Dimension Évaluation
Pertinence pour l’Algérie Élevée — le déficit d’innovation compromet les objectifs de diversification économique et perpétue la dépendance aux importations
Calendrier d’action 12-24 mois pour les incitations fiscales R&D ; 5-10 ans pour une collaboration université-industrie significative
Parties prenantes clés Ministère de l’Enseignement Supérieur (DGRSDT), Ministère des Finances, Ministère de l’Industrie, ATRST, ANVREDET, INAPI, universités, secteur privé
Type de décision Stratégique — réforme multi-niveaux : politique fiscale, réforme institutionnelle et changement culturel
Niveau de priorité Critique

En bref : Le ratio R&D/PIB de 0,5 % de l’Algérie et l’investissement en recherche privée quasi nul reflètent des défaillances structurelles, pas un manque de talent.
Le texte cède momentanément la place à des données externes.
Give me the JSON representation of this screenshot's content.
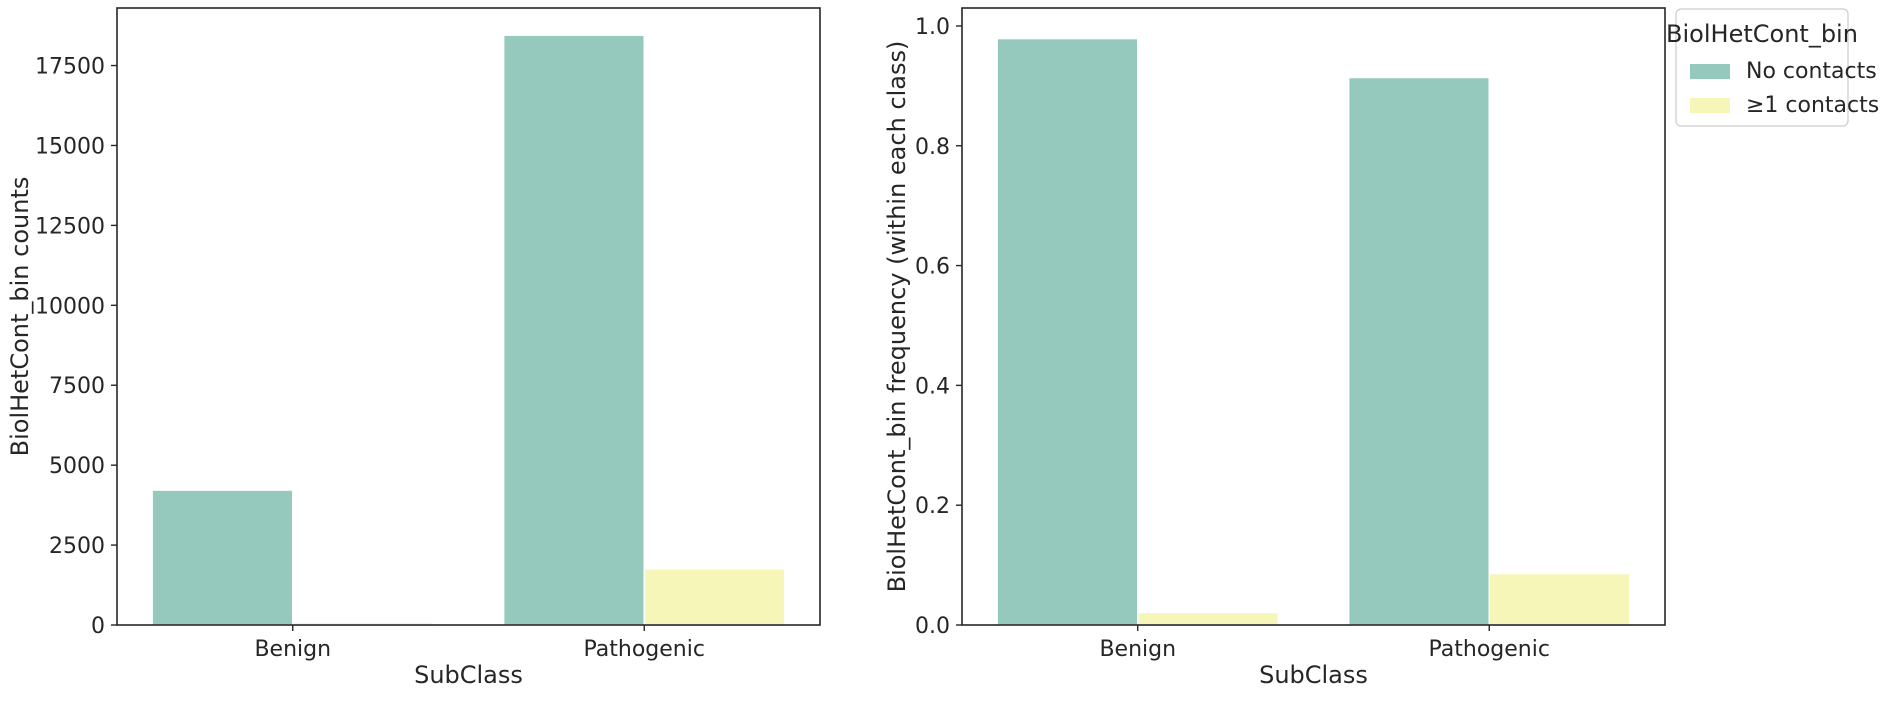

Un changement significatif nécessite des incitations fiscales R&D pour mobiliser l’investissement privé, des réformes de l’évaluation universitaire pour récompenser la recherche appliquée, et des institutions intermédiaires pour combler le fossé université-industrie. Les modèles existent à l’échelle mondiale ; la mise en œuvre est le défi.